In the sectors producing non-tradeable goods,by public provision to encourage a social pact that enables a tripartite negotiation - trade unions, employers, the government - guaranteeing labour the benefits of short term pay restraint in the form of subsequent price restraint and investment by means of the selective use of taxation and subsidies. Carrots and sticks.

In the tradeable goods sectors, the market will do it.

Anonymous said...

It was my experience as a Group Secretary in the former ASTMS (shows how long ago, doesn't it!) that convinced me that trades unions were only useful if one of two conditions applied: a) one was signed up to the whole of their Socialist agenda, or b) it was necessary for the freedom to choose, and thereby prevent the imposition of another union on the group. (Some might remember the pro-union recognition laws of the 1970s)

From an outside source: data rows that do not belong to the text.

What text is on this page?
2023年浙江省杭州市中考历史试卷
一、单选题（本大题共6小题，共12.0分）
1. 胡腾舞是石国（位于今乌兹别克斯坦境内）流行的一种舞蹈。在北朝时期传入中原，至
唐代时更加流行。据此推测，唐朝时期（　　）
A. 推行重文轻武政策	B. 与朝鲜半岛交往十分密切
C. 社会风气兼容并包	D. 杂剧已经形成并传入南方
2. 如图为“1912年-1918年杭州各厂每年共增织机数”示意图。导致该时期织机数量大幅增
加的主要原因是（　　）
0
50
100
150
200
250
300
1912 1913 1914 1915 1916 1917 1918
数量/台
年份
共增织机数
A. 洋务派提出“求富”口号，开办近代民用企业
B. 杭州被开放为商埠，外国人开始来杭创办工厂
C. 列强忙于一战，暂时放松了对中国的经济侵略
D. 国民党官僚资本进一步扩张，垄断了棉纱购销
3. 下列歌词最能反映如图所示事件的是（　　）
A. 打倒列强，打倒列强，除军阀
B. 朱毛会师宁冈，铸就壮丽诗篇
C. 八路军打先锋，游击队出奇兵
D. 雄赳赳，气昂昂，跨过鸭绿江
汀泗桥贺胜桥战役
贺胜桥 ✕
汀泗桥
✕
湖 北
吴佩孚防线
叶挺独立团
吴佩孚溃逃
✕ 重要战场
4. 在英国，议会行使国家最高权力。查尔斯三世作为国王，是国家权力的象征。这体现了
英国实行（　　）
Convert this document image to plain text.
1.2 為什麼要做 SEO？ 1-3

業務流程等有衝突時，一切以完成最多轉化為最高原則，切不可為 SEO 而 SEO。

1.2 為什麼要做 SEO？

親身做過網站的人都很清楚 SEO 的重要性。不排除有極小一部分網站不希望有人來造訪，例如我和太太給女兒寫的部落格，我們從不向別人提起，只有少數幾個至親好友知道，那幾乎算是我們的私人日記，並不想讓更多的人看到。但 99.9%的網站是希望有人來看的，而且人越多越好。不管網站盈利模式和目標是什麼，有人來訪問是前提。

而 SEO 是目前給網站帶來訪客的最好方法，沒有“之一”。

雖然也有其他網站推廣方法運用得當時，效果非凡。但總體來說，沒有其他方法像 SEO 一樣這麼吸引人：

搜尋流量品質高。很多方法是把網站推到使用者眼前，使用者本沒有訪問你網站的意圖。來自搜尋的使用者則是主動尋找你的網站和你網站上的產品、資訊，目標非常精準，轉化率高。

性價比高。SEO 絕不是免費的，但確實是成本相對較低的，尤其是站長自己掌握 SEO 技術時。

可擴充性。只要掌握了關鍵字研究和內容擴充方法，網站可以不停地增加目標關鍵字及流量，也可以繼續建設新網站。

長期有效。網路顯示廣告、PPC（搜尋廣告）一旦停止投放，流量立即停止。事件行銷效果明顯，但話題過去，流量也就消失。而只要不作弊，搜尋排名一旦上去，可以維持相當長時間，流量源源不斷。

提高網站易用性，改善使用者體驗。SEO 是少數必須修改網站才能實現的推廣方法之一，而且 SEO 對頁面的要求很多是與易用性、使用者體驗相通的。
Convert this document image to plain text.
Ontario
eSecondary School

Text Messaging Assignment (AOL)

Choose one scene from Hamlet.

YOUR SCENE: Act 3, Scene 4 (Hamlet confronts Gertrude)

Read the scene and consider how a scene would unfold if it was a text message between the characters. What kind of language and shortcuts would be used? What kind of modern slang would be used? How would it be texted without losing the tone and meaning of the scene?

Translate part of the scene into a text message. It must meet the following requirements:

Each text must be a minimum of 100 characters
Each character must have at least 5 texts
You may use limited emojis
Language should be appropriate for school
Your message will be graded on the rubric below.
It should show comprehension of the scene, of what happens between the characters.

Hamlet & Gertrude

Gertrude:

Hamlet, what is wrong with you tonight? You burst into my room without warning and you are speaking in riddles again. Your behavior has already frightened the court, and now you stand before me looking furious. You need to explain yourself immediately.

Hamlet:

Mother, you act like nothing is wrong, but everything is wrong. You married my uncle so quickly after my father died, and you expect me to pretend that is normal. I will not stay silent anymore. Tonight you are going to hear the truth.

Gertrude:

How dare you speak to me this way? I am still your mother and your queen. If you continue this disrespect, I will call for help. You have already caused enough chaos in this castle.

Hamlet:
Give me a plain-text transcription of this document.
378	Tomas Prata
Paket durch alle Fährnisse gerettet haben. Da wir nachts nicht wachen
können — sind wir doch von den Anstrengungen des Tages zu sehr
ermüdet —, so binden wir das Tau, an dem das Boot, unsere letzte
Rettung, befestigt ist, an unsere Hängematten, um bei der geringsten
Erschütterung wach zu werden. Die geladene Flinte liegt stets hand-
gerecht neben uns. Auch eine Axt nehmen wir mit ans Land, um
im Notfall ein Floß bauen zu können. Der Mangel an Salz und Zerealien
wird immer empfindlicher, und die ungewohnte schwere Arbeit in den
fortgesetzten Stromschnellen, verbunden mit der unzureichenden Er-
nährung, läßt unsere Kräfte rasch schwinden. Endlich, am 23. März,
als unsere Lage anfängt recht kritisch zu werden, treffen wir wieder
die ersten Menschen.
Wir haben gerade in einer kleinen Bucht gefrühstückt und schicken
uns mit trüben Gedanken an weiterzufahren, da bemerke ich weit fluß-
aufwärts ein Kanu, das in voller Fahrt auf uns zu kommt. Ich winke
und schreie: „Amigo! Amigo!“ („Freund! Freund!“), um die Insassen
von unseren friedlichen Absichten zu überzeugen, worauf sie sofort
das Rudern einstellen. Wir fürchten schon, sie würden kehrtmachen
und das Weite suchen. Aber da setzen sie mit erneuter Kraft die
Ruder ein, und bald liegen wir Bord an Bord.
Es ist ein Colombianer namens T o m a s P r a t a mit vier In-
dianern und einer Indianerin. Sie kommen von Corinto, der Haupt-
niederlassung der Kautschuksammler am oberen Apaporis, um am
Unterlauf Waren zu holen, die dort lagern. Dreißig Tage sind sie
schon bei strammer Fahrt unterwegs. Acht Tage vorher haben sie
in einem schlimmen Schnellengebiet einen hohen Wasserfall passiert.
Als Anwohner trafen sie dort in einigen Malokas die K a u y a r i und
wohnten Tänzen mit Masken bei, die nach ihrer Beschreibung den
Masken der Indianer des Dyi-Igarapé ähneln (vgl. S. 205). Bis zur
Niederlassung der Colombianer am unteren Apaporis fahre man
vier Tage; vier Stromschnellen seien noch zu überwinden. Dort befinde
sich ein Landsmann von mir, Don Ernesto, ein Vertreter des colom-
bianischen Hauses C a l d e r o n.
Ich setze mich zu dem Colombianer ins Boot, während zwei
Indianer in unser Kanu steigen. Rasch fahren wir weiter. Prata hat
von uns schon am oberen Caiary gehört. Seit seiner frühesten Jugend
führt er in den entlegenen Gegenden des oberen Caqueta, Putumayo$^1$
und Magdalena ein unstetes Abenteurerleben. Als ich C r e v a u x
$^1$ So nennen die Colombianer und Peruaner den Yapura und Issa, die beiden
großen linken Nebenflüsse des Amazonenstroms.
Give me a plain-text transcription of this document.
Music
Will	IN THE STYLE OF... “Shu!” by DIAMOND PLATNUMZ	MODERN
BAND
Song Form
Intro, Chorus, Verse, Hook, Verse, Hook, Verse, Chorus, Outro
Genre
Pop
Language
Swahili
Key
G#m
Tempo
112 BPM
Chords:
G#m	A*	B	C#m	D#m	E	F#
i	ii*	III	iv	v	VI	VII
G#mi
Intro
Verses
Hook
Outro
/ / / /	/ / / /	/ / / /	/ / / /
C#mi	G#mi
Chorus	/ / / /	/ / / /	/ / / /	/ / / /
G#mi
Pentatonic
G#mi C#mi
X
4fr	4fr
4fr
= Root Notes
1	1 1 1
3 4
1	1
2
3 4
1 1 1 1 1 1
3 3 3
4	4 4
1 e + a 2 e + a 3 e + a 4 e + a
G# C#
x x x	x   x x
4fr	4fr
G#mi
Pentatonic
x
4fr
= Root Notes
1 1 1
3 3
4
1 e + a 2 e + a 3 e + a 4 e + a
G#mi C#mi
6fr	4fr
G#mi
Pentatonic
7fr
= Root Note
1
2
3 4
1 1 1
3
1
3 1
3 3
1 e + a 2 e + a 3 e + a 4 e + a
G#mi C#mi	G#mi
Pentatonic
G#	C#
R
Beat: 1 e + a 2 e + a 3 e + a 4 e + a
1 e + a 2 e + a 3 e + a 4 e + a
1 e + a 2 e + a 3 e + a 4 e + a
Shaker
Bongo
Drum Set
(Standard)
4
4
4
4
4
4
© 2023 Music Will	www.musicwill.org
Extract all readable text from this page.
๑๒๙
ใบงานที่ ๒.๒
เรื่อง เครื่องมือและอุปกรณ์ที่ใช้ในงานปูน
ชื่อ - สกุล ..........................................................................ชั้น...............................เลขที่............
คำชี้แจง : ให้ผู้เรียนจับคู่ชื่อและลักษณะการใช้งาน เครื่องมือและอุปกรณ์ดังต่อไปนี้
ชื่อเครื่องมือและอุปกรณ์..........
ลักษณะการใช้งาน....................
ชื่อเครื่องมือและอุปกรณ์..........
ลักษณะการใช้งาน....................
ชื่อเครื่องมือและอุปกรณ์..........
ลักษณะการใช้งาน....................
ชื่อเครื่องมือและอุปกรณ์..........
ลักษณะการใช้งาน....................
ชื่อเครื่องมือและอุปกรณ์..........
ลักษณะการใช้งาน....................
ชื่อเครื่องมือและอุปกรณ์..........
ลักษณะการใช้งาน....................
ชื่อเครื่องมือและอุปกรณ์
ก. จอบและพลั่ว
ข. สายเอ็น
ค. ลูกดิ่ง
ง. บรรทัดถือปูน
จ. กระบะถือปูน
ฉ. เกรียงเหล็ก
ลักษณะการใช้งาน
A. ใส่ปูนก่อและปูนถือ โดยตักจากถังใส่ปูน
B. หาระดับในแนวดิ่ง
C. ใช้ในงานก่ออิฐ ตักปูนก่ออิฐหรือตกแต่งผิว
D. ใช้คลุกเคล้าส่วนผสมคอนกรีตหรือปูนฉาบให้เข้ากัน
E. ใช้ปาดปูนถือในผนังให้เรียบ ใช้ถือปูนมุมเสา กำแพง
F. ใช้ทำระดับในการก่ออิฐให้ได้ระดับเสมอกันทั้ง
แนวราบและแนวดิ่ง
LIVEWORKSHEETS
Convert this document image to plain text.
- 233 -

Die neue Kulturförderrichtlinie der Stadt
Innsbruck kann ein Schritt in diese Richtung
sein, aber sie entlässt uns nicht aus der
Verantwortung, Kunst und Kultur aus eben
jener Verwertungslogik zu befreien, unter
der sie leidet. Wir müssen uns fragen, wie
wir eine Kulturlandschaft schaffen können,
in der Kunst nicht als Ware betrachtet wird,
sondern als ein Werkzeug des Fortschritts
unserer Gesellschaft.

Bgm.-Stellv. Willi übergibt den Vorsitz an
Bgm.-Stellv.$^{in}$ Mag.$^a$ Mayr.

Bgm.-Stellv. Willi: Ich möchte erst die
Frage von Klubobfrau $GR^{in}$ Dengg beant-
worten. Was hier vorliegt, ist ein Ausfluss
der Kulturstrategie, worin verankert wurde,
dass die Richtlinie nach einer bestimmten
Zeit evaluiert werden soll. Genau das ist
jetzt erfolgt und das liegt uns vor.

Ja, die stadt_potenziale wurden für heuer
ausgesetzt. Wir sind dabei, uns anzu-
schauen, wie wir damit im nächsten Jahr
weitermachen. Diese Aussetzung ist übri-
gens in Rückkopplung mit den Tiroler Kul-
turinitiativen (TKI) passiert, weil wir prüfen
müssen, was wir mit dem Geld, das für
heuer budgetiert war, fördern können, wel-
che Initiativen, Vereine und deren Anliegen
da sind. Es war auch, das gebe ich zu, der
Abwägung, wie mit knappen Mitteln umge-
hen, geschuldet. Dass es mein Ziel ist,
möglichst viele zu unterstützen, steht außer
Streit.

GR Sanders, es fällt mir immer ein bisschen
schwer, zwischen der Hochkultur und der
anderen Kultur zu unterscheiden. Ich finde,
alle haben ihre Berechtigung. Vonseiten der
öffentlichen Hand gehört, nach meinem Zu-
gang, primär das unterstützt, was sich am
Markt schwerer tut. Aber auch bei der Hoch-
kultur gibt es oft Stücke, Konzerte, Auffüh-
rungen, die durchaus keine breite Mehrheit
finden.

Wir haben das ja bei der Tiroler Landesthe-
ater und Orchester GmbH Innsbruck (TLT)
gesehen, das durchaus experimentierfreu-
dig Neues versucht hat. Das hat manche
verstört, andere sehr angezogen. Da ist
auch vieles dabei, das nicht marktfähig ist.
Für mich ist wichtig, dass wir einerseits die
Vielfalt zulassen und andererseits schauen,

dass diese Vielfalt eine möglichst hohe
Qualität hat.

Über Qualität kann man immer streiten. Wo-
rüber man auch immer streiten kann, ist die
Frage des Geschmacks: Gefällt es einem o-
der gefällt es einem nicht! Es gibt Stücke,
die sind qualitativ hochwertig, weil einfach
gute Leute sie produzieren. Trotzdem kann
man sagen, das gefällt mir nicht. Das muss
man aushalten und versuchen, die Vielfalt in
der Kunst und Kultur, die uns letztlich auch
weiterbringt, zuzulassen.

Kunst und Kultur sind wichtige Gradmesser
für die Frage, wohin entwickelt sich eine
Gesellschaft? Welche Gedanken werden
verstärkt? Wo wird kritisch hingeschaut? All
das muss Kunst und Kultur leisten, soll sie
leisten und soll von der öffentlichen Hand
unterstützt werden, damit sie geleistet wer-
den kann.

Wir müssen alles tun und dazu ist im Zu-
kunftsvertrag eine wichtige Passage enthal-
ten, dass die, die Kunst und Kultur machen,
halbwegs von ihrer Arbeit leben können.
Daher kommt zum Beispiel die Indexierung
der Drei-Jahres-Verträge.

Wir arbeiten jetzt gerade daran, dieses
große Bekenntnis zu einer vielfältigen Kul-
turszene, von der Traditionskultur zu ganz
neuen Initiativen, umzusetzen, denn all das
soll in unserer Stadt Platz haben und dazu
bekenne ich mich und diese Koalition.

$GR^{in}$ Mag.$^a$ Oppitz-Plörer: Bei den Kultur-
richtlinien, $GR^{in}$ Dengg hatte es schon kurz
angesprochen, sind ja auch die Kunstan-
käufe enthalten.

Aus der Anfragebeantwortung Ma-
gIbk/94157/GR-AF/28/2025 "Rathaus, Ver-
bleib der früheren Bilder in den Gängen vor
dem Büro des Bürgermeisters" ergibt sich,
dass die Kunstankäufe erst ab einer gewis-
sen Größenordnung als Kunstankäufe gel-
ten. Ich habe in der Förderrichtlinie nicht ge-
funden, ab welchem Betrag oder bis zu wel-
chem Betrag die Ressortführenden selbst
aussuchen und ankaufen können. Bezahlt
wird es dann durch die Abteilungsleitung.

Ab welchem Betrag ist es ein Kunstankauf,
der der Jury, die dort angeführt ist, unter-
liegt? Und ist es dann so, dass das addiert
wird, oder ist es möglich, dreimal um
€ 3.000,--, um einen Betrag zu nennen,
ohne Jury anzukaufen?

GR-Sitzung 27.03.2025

Other than that, they merely serve the egos of those who have elbowed their way to the top. That Barrie Sheerman chap used to be a paid ASTMS official before he had a shot at Parliament.

hatfield girl said...

It was really pleasing when the Conservatives began to speak of co-operative movements etc some 2 years ago. The gibbering and outrage from Labour was astonishing, considering that they have no claim to much social and welfare reform, or to many self-help, mutual, and co-operative movements, though they always pretend to be their sole begetters.

The driving out of Conservatives and the highly skilled from the unions in the 60's and 70's is a shameful story. The representation of labour in achieving productivity and growth is essential, but our trade unions are riddled with inappropriate attitudes and ridiculous assumptions about their role in the economy and the propriety of their behaviour.